Chinese Session 2021-08-06 16:10 GMT+8  (ROOM : A) #bigdata

The success of Machine Learning (ML) application depends on utilizing the big data. Most of the big data is available in unstructured format. The availability of big data can be also offline and online. Although there are options available for ML tasks in python, Integration between Python application into the existing Java/Scala based Big Data pipeline are quite challenging. Apart from that, there are very few options in Java/Scala to bridge the gap of processing the big data and using the same library for ML workload.

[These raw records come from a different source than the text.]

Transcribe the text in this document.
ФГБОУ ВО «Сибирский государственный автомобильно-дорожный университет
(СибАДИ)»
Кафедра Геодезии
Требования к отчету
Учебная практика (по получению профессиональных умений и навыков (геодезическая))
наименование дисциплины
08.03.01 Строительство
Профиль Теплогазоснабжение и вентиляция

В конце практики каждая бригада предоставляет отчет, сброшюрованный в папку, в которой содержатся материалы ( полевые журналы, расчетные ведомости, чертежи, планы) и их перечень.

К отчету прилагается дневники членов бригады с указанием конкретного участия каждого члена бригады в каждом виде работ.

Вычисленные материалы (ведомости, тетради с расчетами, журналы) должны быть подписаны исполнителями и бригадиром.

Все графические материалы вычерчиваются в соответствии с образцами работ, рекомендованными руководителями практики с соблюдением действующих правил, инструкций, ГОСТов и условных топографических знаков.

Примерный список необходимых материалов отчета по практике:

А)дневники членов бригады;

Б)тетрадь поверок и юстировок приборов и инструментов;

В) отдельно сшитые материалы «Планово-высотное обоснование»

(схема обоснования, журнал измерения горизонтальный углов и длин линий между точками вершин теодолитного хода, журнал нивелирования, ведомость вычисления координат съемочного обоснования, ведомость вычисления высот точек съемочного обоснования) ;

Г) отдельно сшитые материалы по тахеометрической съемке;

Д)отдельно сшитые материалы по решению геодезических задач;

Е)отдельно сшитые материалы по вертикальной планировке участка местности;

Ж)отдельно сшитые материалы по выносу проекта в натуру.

To solve the issues above, we will demo a solution for Big Data ML in Java with DJL, a Machine Learning framework in Java. DJL offers a variety of ML engines, including TensorFlow, PyTorch, Apache MXNet (incubating). PaddlePaddle, ONNXRuntime and a lot more. Through using Apache Flink and Apache Spark, user can easily build their online/offline ML pipeline. At the end of the session, audience will be able to build an easy-to-use, high performance ML pipeline for all different scenarios.


Qing Lan: Qing is a SDE in AWS Machine Learning Platform. He is one of the co-authors of DJL ( and PPMC member of Apache MXNet. He graduated from Columbia University in 2017 with a MS degree in Computer Engineering. He holds the expertise in model training and inference.